On ne peut guerres espérer d'autre régie de la part de quelque marchand que ce soit qui sous fermera les Traittes.
Elles ne peuvent se soutenir que par deux objets, également nécessaires, et que l'on ne doit jamais perdre de vue, la conservation des sauvages, et celle de l'espèce des animaux.
Pour conserver les sauvages, il paroist nécessaire d'avoir des françois dans les postes qui y résident pour empêcher les sauvages du Domaine d'aller en traitte hors de l'étendue du Domaine, ramener ceux qui s'en sont écartés et en attirer de nouveaux. Lorsqu'ils sçauront qu'il y a des françois à leur portée et de qui ils pourront avoir leurs besoins, ils se tiendront sur leurs terres et viendront apporter leurs pelleteries. Les françois résidens dans les Postes, empêchent en même tems les sauvages étrangers d'y venir apporter de l'eau de vie par le moyen de laqu'elle ils traittent avec ceux du Domaine, les détournent de payer leurs crédits, et les débauchent pour aller ailleurs.
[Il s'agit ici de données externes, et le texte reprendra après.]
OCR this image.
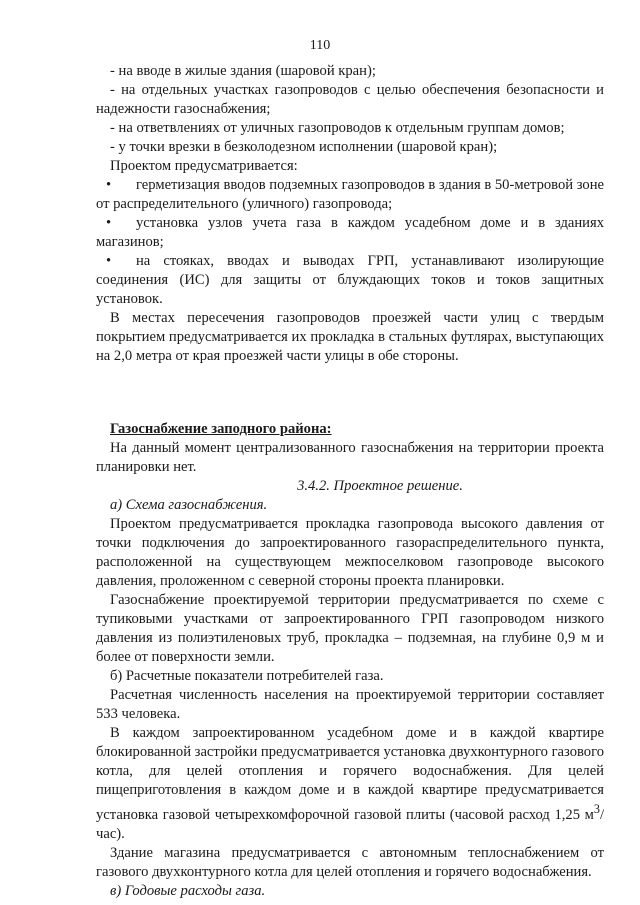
110

- на вводе в жилые здания (шаровой кран);

- на отдельных участках газопроводов с целью обеспечения безопасности и надежности газоснабжения;

- на ответвлениях от уличных газопроводов к отдельным группам домов;

- у точки врезки в безколодезном исполнении (шаровой кран);

Проектом предусматривается:

• герметизация вводов подземных газопроводов в здания в 50-метровой зоне от распределительного (уличного) газопровода;

• установка узлов учета газа в каждом усадебном доме и в зданиях магазинов;

• на стояках, вводах и выводах ГРП, устанавливают изолирующие соединения (ИС) для защиты от блуждающих токов и токов защитных установок.

В местах пересечения газопроводов проезжей части улиц с твердым покрытием предусматривается их прокладка в стальных футлярах, выступающих на 2,0 метра от края проезжей части улицы в обе стороны.

Газоснабжение заподного района:

На данный момент централизованного газоснабжения на территории проекта планировки нет.

3.4.2. Проектное решение.

а) Схема газоснабжения.

Проектом предусматривается прокладка газопровода высокого давления от точки подключения до запроектированного газораспределительного пункта, расположенной на существующем межпоселковом газопроводе высокого давления, проложенном с северной стороны проекта планировки.

Газоснабжение проектируемой территории предусматривается по схеме с тупиковыми участками от запроектированного ГРП газопроводом низкого давления из полиэтиленовых труб, прокладка – подземная, на глубине 0,9 м и более от поверхности земли.

б) Расчетные показатели потребителей газа.

Расчетная численность населения на проектируемой территории составляет 533 человека.

В каждом запроектированном усадебном доме и в каждой квартире блокированной застройки предусматривается установка двухконтурного газового котла, для целей отопления и горячего водоснабжения. Для целей пищеприготовления в каждом доме и в каждой квартире предусматривается установка газовой четырехкомфорочной газовой плиты (часовой расход 1,25 $м^3/час$).

Здание магазина предусматривается с автономным теплоснабжением от газового двухконтурного котла для целей отопления и горячего водоснабжения.

в) Годовые расходы газа.
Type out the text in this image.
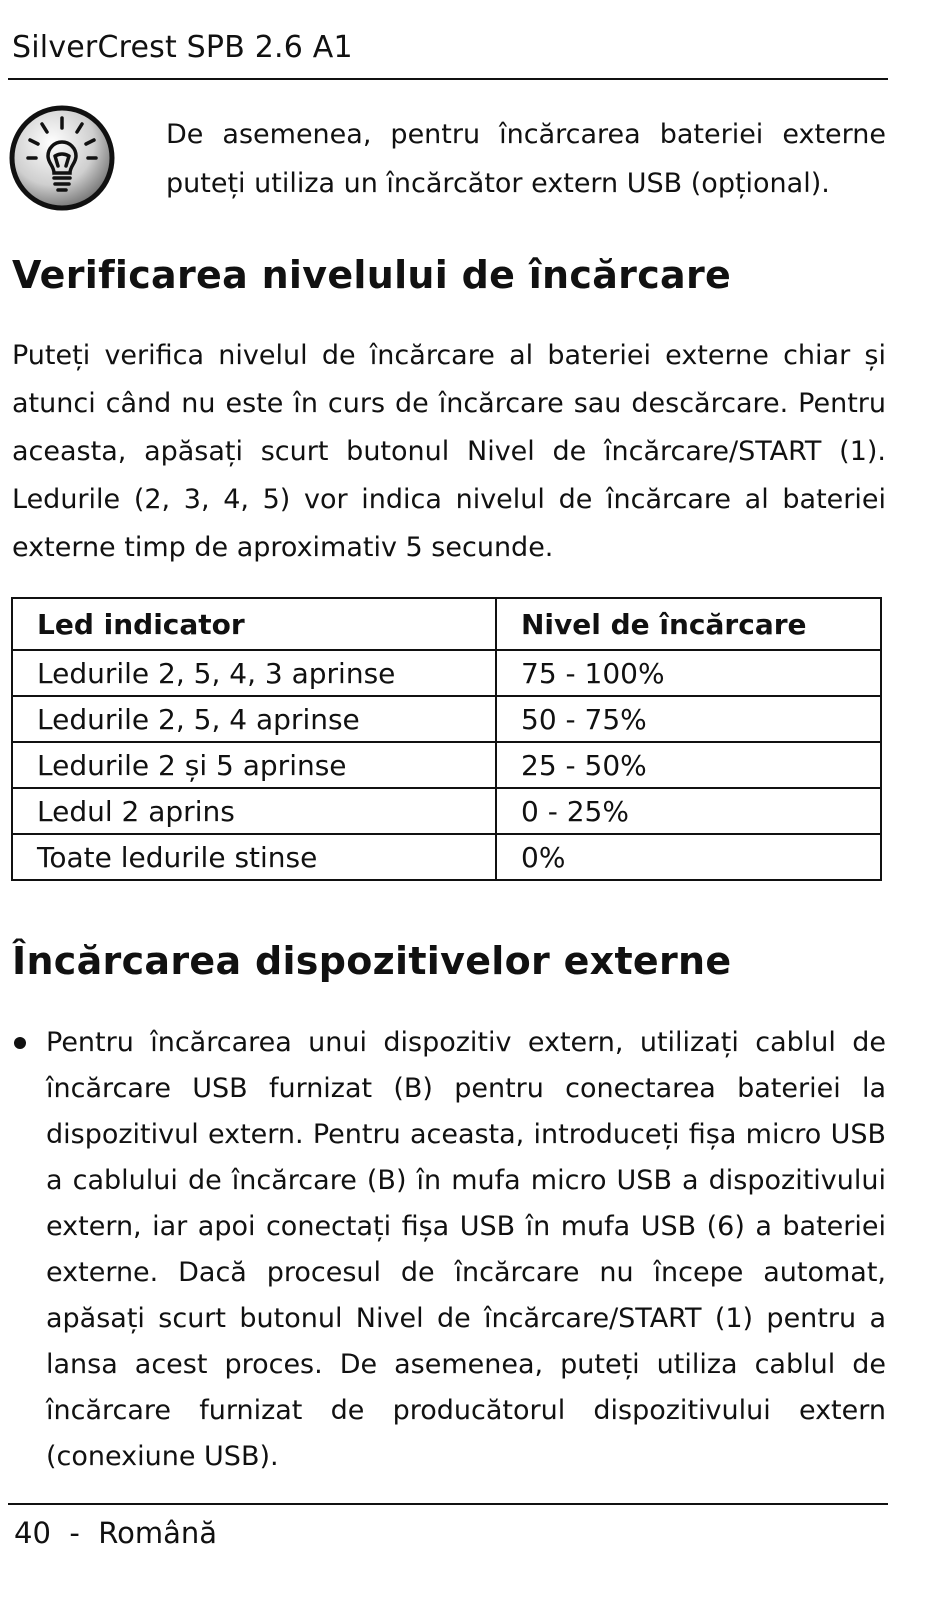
SilverCrest SPB 2.6 A1
De asemenea, pentru încărcarea bateriei externe puteți utiliza un încărcător extern USB (opțional).
Verificarea nivelului de încărcare
Puteți verifica nivelul de încărcare al bateriei externe chiar și atunci când nu este în curs de încărcare sau descărcare. Pentru aceasta, apăsați scurt butonul Nivel de încărcare/START (1). Ledurile (2, 3, 4, 5) vor indica nivelul de încărcare al bateriei externe timp de aproximativ 5 secunde.
Led indicator	Nivel de încărcare
Ledurile 2, 5, 4, 3 aprinse	75 - 100%
Ledurile 2, 5, 4 aprinse	50 - 75%
Ledurile 2 și 5 aprinse	25 - 50%
Ledul 2 aprins	0 - 25%
Toate ledurile stinse	0%
Încărcarea dispozitivelor externe
Pentru încărcarea unui dispozitiv extern, utilizați cablul de încărcare USB furnizat (B) pentru conectarea bateriei la dispozitivul extern. Pentru aceasta, introduceți fișa micro USB a cablului de încărcare (B) în mufa micro USB a dispozitivului extern, iar apoi conectați fișa USB în mufa USB (6) a bateriei externe. Dacă procesul de încărcare nu începe automat, apăsați scurt butonul Nivel de încărcare/START (1) pentru a lansa acest proces. De asemenea, puteți utiliza cablul de încărcare furnizat de producătorul dispozitivului extern (conexiune USB).
40  -  Română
Le Sr Cugnet a rétably des hivernemens de Nekouban et des Mistassins. L'expérience a fait reconnaître l'utilité de ces hivernemens, ils ont produit des pelleteries que l'on n'auroit point eu si l'on s'étoit contenté com'auparavant d'y faire faire un voyage au printems d'où on rapportoit trois ou quatre cens martres, au lieu que depuis les hyvernemens, il en vient un millier.
L'hyvernement des Mistassins est rétably depuis quatre ou cinq ans, Joseph Dorval, engagé, y a découvert au delà du Lac des Mistassins, une nation habituée dans un espace de terre que les sauvages appellent pays pelés parcequ'il n'y a point de bois. Ces sauvages n'ont point de canots n'y d'ecorce pour en faire, ils ne peuvent aller à Checoutimy, n'y aller à la mer du nord, ils traittoient avec les sauvages de la mer du Nord ils ont traitte cette année avec D'orval, et c'est ce qui a produit treize cens martres dans ce poste qui n'en donnoit qu'environ deux cells avant les hyvernemens. Cc poste pourra augmenter en continuant d'y tenir des françois.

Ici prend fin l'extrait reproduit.